AKAR DAN KITAB DIRI
Mengenali kembali ke-Minang-an saya dan mengakuinya, adalah salah satu bentuk pengenalan dan pembacaan kitab diri yang saya lakukan belakangan ini.
Saat usia lebih muda, saya sempat tidak ingin terlahir sebagai orang Minang. Dengan segala stereotype negatifnya, ditambah lagi saya lahir dan besar di kota lain, saya cenderung merasa jauh dari ranah Minang ini, dibandingkan kota dimana saya dibesarkan.
Sampai kemudian saya paham, dimana kita lahir, dengan orang tua yang seperti apa, lingkungan tempat kita berada, adalah hal yang Allah setting untuk kita. Dengan sengaja. Ada maksud Allah menempatkan kita dalam setting itu semua, untuk mendukung tujuan penciptaan kita.
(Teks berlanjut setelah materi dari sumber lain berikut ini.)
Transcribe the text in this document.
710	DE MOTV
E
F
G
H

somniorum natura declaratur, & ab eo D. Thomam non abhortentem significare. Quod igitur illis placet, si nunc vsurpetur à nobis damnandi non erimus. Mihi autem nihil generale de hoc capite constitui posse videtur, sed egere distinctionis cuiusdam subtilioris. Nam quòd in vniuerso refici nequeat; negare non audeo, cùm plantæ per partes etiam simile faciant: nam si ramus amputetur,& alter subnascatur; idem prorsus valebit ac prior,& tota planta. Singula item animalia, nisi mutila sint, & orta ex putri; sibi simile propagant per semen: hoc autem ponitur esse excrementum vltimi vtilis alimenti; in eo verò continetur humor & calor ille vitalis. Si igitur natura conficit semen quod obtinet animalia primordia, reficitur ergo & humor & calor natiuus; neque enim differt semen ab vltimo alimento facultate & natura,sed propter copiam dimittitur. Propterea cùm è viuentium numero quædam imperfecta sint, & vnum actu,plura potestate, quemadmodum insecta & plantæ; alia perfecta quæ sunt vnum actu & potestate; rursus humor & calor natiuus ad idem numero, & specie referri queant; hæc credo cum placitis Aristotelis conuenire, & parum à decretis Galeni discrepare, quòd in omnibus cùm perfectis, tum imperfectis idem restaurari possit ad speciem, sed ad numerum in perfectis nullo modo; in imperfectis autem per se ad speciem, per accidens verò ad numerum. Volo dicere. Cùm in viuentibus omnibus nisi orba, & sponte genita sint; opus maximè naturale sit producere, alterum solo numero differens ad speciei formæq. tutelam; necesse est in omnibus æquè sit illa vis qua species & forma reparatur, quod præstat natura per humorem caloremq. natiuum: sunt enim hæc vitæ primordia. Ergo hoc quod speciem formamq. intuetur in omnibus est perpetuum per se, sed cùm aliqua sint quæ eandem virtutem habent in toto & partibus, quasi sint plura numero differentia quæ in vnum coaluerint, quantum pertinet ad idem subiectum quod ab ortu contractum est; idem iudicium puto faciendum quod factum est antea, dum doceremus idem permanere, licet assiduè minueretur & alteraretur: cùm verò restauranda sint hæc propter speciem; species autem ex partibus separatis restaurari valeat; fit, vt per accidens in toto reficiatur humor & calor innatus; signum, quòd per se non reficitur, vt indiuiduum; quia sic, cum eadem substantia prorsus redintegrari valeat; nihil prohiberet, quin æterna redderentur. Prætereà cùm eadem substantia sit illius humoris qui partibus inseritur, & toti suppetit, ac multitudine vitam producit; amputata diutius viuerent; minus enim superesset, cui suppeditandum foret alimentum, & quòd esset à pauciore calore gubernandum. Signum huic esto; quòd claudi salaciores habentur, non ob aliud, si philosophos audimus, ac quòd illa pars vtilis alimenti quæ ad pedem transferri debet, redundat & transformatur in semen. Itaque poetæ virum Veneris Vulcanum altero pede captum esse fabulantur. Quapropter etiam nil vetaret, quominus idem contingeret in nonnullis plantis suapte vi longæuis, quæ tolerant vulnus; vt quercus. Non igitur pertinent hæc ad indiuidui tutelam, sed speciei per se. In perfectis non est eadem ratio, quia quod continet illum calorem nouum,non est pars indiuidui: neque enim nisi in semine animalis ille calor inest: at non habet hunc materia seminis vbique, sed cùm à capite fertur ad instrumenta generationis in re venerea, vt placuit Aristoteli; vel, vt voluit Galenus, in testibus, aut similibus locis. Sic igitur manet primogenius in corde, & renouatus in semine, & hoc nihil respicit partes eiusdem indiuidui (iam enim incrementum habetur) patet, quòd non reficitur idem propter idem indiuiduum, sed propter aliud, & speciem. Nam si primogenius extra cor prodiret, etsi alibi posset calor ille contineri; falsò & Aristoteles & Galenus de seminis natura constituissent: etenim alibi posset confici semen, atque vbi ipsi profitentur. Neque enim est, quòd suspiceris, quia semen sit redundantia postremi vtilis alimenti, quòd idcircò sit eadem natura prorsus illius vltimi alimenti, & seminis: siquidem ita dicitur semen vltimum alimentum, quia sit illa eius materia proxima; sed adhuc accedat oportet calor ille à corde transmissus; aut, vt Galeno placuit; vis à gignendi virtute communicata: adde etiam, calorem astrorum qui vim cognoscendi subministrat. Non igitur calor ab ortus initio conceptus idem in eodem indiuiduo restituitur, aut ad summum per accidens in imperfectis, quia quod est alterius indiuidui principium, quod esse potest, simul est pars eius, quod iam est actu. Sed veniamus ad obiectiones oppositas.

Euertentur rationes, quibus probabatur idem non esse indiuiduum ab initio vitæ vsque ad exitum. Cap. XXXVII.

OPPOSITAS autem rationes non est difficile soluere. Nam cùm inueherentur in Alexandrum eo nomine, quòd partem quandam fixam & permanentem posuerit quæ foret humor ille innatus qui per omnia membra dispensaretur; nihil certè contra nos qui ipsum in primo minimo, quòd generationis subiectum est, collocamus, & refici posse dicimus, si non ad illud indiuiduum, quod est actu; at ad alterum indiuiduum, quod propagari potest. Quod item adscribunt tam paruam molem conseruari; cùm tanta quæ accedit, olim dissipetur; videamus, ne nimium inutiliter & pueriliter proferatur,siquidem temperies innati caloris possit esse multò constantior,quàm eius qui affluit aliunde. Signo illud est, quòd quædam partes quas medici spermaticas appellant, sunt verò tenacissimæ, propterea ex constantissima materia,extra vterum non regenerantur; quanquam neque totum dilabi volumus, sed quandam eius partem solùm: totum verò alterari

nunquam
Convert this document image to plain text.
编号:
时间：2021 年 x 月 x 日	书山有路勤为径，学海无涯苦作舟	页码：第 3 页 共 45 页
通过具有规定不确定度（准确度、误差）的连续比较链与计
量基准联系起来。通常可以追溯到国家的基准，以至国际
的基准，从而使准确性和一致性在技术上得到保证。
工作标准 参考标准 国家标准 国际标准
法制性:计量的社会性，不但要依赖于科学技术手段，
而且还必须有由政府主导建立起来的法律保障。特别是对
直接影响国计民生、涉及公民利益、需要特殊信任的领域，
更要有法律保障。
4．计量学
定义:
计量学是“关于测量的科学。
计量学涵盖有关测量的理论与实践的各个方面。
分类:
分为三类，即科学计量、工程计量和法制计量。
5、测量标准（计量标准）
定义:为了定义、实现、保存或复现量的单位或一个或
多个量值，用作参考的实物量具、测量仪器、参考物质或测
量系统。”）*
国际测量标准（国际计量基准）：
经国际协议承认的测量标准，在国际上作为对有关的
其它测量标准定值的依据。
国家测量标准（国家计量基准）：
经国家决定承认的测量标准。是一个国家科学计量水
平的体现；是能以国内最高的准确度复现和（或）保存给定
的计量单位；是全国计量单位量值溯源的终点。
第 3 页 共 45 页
Sejauh ini yang bisa saya pahami, banyak pembatasan yang dilakukanNya, terkait latar belakang keluarga (nilai-nilai, beliefs,dll), ekonomi, sosial budaya, yang tujuannya menjaga saya.
Dengan siapa saya berinteraksi, lingkungan tempat saya dibesarkan, pada akhirnya mirip dengan komunitas dimana saya sering berkiprah. Saya dengan cepat lebih mudah memahami situasi mereka dengan kesulitannya, karena menjadi bagian darinya.
Di titik ini bahkan tidak terbayangkan jika saya lahir dari orang tua dengan latar belakang berbeda.
Begitulah, hal-hal yang sering kita keluhkan, ketika kita renungkan, ternyata terkait satu sama lain. Bahkan mungkin segala hal-hal ‘toksik’, kalau kata anak sekarang, ternyata memberikan nuansa dan pemahaman tentang banyak hal yang mungkin akan jadi tugas kita ke depan.
Hal ini yang kemudian membuat saya cenderung tidak setuju, ketika orang memuja paham ‘childfree’ karena takut ini dan itu. Ketika Allah ada, ‘ini dan itu’ insyaAllah hanya sebentuk penjagaanNya, pengaturanNya, agar kita berjalan di koridor kita. ‘Ini dan itu’ itu yang mungkin mengantarkan kita pada sesuatu, jika kita mau menerimanya.
Setiap kita lahir dengan sebuah ‘misi’ dariNya. Semoga Allah selalu tuntun diri kita untuk memahami hakikat penciptaan diri kita, mulai dari akarnya.